No, no use at all. Starling was firm on that point. No use making changes now. It was all laid on. Wait here until eleven in the morning, then sneak out and go round to Sammy Toy’s place. It was no use going before eleven, because Sammy couldn’t be depended on to start work until then. He was a wizard mechanic, but slothful. He bought cars and overhauled them and sold them, making a good living that way.

He always had a roadworthy vehicle of his own: a little car or a van.
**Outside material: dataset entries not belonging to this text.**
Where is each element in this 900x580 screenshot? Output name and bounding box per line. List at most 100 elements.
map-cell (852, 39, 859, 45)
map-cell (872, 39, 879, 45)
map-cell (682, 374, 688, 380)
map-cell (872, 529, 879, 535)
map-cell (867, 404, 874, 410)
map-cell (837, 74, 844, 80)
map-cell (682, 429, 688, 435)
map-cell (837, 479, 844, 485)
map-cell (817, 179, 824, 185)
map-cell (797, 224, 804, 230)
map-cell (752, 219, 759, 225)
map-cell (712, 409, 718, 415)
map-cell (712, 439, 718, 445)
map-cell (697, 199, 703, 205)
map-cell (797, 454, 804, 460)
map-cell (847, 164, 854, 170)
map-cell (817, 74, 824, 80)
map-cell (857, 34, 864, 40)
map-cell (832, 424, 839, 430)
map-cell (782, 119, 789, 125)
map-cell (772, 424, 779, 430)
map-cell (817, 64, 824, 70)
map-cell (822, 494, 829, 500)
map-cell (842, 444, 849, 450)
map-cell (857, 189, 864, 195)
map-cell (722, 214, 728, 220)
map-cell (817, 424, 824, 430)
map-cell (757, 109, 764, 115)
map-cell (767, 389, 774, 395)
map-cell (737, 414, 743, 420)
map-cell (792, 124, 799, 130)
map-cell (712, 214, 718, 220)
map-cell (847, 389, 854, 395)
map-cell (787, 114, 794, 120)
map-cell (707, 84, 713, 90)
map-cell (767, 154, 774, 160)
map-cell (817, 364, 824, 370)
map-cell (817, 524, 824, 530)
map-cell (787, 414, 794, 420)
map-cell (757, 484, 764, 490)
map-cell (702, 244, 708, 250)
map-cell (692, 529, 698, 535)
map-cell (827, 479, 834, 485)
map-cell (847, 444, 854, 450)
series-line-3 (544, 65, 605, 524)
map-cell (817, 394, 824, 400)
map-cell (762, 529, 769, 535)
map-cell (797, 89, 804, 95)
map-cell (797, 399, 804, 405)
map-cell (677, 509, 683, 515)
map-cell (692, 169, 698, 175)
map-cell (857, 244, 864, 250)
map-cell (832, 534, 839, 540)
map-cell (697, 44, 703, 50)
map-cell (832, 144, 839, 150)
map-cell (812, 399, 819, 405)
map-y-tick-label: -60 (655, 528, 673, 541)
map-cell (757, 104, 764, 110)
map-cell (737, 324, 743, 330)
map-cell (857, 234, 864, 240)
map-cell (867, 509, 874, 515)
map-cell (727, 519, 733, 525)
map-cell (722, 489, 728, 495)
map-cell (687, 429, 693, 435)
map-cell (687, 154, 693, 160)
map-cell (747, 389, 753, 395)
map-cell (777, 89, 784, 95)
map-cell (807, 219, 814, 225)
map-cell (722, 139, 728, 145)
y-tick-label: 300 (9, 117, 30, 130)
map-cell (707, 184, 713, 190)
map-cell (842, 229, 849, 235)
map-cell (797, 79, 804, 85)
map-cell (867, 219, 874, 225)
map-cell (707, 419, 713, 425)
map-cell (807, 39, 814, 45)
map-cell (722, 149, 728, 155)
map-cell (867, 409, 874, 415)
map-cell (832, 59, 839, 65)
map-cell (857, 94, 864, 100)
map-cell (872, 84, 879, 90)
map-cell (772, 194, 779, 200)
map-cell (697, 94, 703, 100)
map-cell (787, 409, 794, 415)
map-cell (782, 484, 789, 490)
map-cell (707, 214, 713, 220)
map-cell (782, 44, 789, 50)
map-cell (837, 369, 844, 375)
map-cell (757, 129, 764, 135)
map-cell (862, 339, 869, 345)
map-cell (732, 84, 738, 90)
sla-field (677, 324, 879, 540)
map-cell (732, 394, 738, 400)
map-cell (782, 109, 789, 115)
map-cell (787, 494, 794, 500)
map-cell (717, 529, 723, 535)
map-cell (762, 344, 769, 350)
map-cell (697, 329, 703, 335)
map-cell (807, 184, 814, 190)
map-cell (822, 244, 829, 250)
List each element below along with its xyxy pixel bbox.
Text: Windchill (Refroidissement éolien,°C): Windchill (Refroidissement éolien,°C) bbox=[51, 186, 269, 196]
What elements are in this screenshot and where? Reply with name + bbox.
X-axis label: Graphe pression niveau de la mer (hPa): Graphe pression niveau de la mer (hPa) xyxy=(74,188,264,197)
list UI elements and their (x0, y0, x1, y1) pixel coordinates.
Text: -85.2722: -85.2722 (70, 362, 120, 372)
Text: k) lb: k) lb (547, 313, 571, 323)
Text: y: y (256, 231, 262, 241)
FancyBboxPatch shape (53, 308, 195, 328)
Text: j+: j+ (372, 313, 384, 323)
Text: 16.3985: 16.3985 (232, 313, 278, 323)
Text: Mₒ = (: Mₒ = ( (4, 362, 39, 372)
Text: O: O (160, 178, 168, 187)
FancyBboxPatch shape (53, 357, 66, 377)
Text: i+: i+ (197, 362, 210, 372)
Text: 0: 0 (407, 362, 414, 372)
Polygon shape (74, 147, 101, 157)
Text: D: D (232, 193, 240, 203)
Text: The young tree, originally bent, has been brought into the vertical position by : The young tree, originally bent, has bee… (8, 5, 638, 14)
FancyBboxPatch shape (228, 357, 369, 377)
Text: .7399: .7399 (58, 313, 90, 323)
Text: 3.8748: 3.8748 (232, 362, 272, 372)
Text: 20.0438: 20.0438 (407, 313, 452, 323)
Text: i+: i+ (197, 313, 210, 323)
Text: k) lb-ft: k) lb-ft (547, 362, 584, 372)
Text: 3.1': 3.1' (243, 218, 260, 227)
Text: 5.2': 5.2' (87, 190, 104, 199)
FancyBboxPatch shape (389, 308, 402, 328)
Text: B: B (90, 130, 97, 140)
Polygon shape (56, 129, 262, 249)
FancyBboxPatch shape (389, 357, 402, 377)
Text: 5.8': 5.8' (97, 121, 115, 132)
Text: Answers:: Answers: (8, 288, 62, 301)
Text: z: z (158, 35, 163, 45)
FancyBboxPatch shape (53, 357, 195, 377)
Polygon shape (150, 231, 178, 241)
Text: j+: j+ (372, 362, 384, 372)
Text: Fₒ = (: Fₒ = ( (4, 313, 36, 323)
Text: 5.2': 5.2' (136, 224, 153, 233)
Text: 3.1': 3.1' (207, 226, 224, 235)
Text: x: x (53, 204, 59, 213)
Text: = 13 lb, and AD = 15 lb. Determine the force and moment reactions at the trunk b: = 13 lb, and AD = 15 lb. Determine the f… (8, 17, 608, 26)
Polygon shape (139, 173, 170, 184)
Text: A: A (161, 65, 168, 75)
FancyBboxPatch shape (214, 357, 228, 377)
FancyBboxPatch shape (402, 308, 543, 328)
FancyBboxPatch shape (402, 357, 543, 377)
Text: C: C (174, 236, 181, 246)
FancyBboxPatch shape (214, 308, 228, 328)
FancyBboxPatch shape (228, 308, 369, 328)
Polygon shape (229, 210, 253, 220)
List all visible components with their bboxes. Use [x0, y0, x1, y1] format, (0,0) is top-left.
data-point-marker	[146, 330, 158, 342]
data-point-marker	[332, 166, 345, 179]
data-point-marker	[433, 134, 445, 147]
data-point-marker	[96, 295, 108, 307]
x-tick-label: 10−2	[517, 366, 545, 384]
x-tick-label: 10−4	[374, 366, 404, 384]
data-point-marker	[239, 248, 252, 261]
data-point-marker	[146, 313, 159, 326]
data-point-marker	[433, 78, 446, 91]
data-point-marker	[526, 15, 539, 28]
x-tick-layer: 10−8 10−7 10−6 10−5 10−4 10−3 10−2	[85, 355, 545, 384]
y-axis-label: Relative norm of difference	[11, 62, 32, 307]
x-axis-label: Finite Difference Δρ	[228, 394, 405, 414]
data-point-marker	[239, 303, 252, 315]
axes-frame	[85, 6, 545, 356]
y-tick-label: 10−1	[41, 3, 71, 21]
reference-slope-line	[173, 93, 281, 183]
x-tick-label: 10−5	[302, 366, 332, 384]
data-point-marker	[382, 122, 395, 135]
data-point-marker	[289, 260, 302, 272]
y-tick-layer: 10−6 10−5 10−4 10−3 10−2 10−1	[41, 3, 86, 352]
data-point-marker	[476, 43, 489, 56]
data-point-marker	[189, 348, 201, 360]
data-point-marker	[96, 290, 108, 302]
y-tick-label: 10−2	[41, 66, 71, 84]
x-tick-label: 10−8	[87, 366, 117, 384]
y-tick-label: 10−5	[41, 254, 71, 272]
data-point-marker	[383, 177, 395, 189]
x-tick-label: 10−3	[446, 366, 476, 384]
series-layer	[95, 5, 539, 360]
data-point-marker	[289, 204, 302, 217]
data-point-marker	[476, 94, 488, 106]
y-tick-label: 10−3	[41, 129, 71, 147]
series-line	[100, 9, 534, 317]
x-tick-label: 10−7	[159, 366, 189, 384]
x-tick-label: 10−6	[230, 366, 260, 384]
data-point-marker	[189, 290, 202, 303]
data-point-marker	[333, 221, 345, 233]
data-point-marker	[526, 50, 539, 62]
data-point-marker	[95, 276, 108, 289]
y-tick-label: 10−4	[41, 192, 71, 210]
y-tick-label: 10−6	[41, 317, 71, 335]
He did not know it yet, but he was going to transport his old friend Don Starling out of town. Not through the police road checks, but around them. The police hadn’t enough men to block every back alley leading out of Granchester. Sammy would know how to get through. He was used to avoiding the police when he drove unlicensed purchases home.
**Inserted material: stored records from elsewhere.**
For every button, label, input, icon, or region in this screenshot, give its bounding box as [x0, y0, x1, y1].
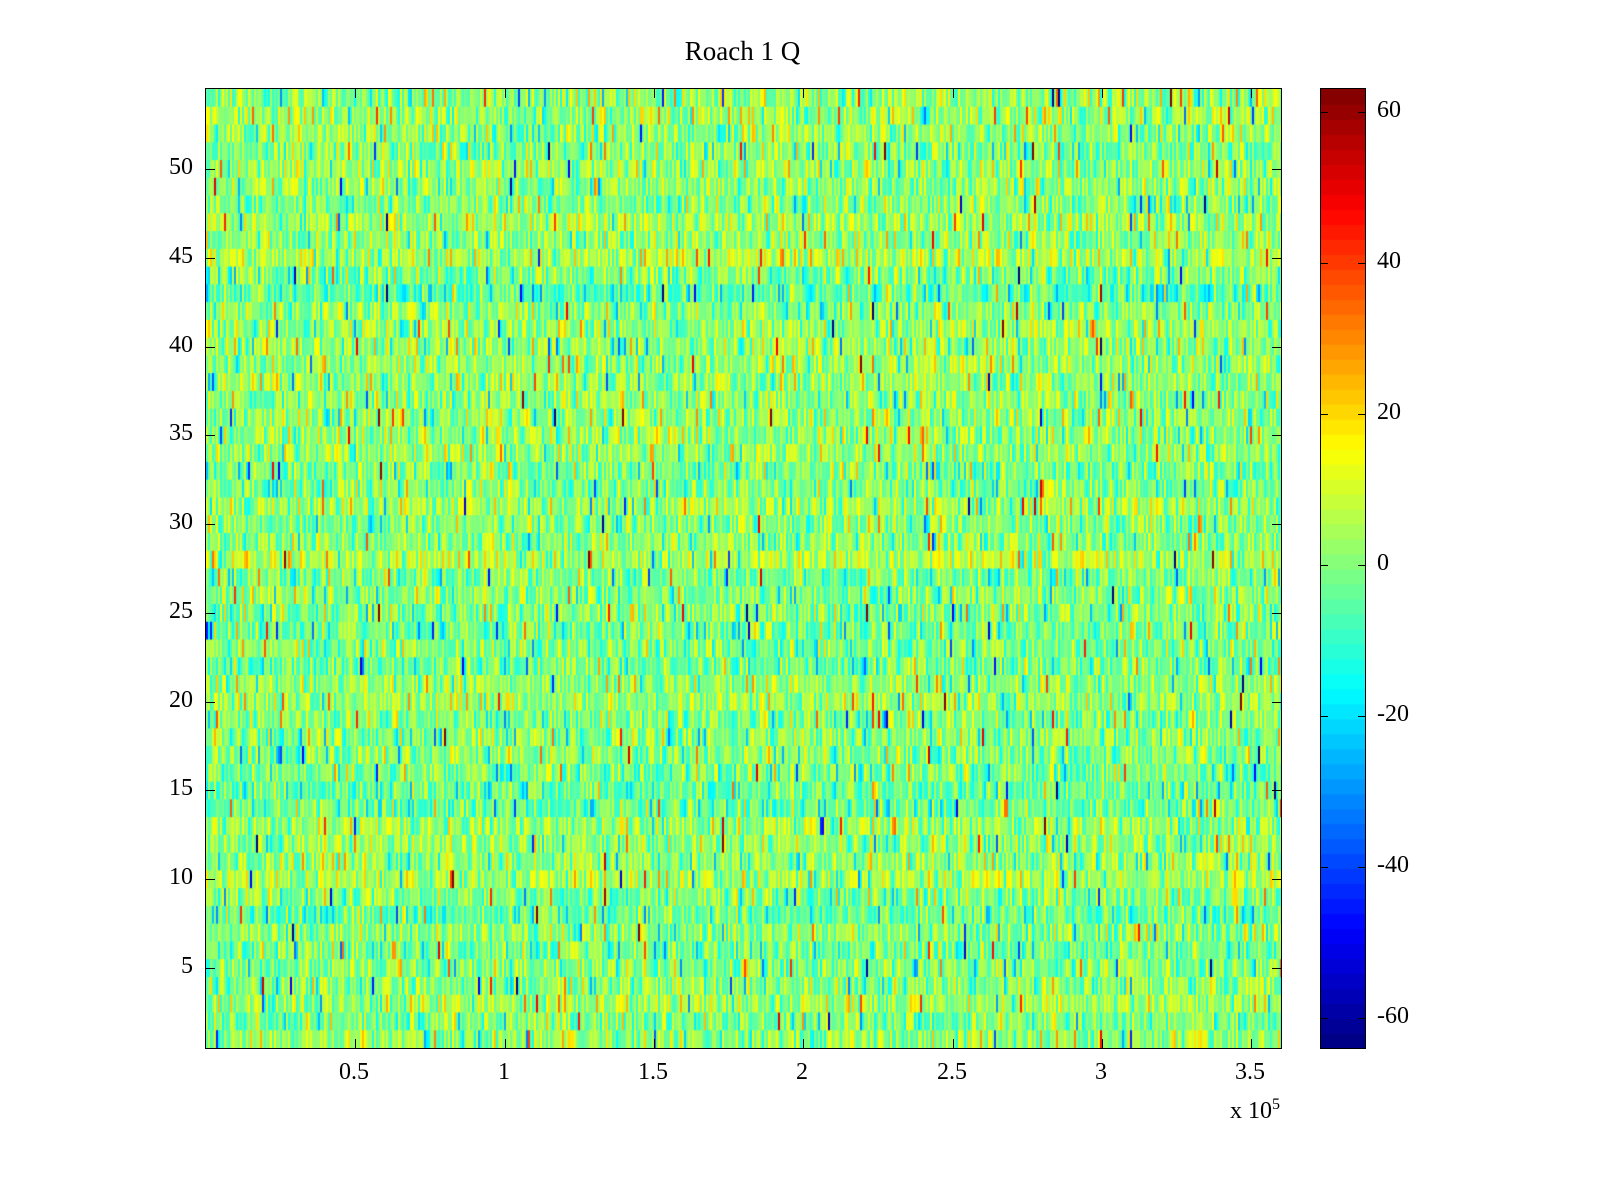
x-tick-label: 1.5 [638, 1059, 668, 1085]
colorbar-tick-label: -60 [1377, 1003, 1409, 1029]
y-tick-mark [206, 702, 215, 703]
chart-title: Roach 1 Q [684, 36, 801, 66]
x-tick-mark-top [1102, 89, 1103, 98]
y-tick-label: 20 [169, 687, 193, 713]
colorbar-tick-mark-left [1321, 867, 1328, 868]
y-tick-mark [206, 435, 215, 436]
colorbar-tick-mark-left [1321, 716, 1328, 717]
y-tick-label: 30 [169, 509, 193, 535]
colorbar-tick-mark-left [1321, 565, 1328, 566]
y-tick-mark-right [1272, 702, 1281, 703]
x-tick-mark-top [505, 89, 506, 98]
x-tick-label: 0.5 [339, 1059, 369, 1085]
colorbar [1320, 88, 1366, 1049]
x-multiplier-text: x 10 [1230, 1098, 1272, 1124]
colorbar-tick-mark [1358, 414, 1365, 415]
heatmap-canvas [206, 89, 1281, 1048]
x-tick-mark [654, 1039, 655, 1048]
y-tick-label: 50 [169, 154, 193, 180]
x-tick-mark-top [1251, 89, 1252, 98]
y-tick-mark-right [1272, 169, 1281, 170]
x-tick-mark [803, 1039, 804, 1048]
x-axis-multiplier: x 105 [1130, 1096, 1280, 1125]
y-tick-mark [206, 169, 215, 170]
colorbar-tick-mark [1358, 716, 1365, 717]
x-tick-mark [1251, 1039, 1252, 1048]
x-tick-label: 3 [1095, 1059, 1107, 1085]
colorbar-tick-mark [1358, 565, 1365, 566]
y-tick-label: 45 [169, 243, 193, 269]
colorbar-tick-label: 0 [1377, 550, 1389, 576]
y-tick-mark-right [1272, 790, 1281, 791]
y-tick-mark [206, 347, 215, 348]
colorbar-tick-label: 40 [1377, 248, 1401, 274]
y-tick-label: 5 [181, 953, 193, 979]
colorbar-tick-mark [1358, 867, 1365, 868]
colorbar-tick-label: -40 [1377, 852, 1409, 878]
colorbar-tick-mark-left [1321, 263, 1328, 264]
y-tick-mark-right [1272, 258, 1281, 259]
colorbar-tick-mark-left [1321, 112, 1328, 113]
x-tick-mark-top [654, 89, 655, 98]
colorbar-tick-mark [1358, 112, 1365, 113]
y-tick-mark [206, 968, 215, 969]
x-tick-mark [1102, 1039, 1103, 1048]
x-tick-label: 1 [498, 1059, 510, 1085]
x-tick-label: 2.5 [937, 1059, 967, 1085]
colorbar-tick-mark-left [1321, 414, 1328, 415]
colorbar-tick-label: -20 [1377, 701, 1409, 727]
x-tick-label: 3.5 [1235, 1059, 1265, 1085]
y-tick-mark [206, 613, 215, 614]
x-tick-mark [355, 1039, 356, 1048]
colorbar-tick-label: 60 [1377, 97, 1401, 123]
y-tick-mark-right [1272, 613, 1281, 614]
y-tick-mark-right [1272, 347, 1281, 348]
x-tick-mark [953, 1039, 954, 1048]
y-tick-mark [206, 790, 215, 791]
x-tick-mark-top [803, 89, 804, 98]
x-tick-mark [505, 1039, 506, 1048]
plot-area [205, 88, 1282, 1049]
y-tick-mark-right [1272, 968, 1281, 969]
colorbar-canvas [1321, 89, 1365, 1048]
y-tick-mark-right [1272, 879, 1281, 880]
x-tick-mark-top [953, 89, 954, 98]
y-tick-mark-right [1272, 435, 1281, 436]
y-tick-mark [206, 258, 215, 259]
y-tick-label: 10 [169, 864, 193, 890]
x-multiplier-exponent: 5 [1272, 1096, 1280, 1113]
y-tick-mark-right [1272, 524, 1281, 525]
colorbar-tick-mark [1358, 263, 1365, 264]
colorbar-tick-mark [1358, 1018, 1365, 1019]
x-tick-mark-top [355, 89, 356, 98]
y-tick-mark [206, 879, 215, 880]
y-tick-label: 15 [169, 775, 193, 801]
colorbar-tick-label: 20 [1377, 399, 1401, 425]
y-tick-label: 40 [169, 332, 193, 358]
y-tick-label: 25 [169, 598, 193, 624]
y-tick-mark [206, 524, 215, 525]
x-tick-label: 2 [796, 1059, 808, 1085]
y-tick-label: 35 [169, 420, 193, 446]
colorbar-tick-mark-left [1321, 1018, 1328, 1019]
Outside Granchester there would be checks on the main roads, but Sammy knew the byways. He would get through. His friend Don would give him a tenner to keep him sweet. A tenner to drive somebody a score of miles to Liverpool. Sammy wouldn’t grumble. Sammy wouldn’t dare grumble because his friend Don would show him a gun.

In Liverpool dwelt the man who would buy hot sparklers. The same man would also know how to buy a new identity, the identity of an ordinary seaman or steward. At least, Starling had heard that this could be done. Some chief steward or bo’sun would be bribed, and he would get a place on a ship. Once safely out of Britain-that damned difficult place to get out of-he would land at a foreign port and assume yet another identity, that of an American. There were thousands of Americans abroad. If he met any real Americans, he would pretend that he was an American born and bred in England. It would work out all right. He, Don Starling, was capable of making it work out. Yes, it would be all right. It had better be.

It couldn’t go wrong now. Look what he had done. Got out of Pontfield Prison as clean as a whistle, got a gun, organized a job and got nine hundred nicker (it was a pity that girl had to go and die) and this evening he had rounded it off by picking up the Underdown loot. That had been a good job well done. All the time he had eluded the police. He’d given ’em the dummy proper. The police, the police, the bloody police, Martineau leading on. They hadn’t had a smell of him. They never saw which way he went.

Starling lay in the darkness considering his uncomplicated plans, while around him the heart of the city pulsed more quietly as midnight approached. The sober crowds had dispersed to their homes, and only the denizens remained; the denizens, and the few who did not want to go home, and the very few who had no homes. He could hear the city’s night sounds, and they were familiar to him: an occasional rushing car, the whir of curtains being drawn across open windows, the click of a streetwalker’s cheap shoes, the hoarse bray of adolescent male laughter, the slurred voices of passing drunks in endless reiterative argument. He thought, with knowledge, of the adulterous embracing all around him; the whisky frisky, sherry merry, brandy randy, ginerous embraces. He grinned in the dark. That was life, as he liked it. That was the city, as he knew it.

Three miles away, in the suburbs of the city, Julia Martineau was knocking on the bedroom floor with her shoe, and swearing softly; her husband was moving away from the piano. The last knock was followed by the first whir of the telephone bell.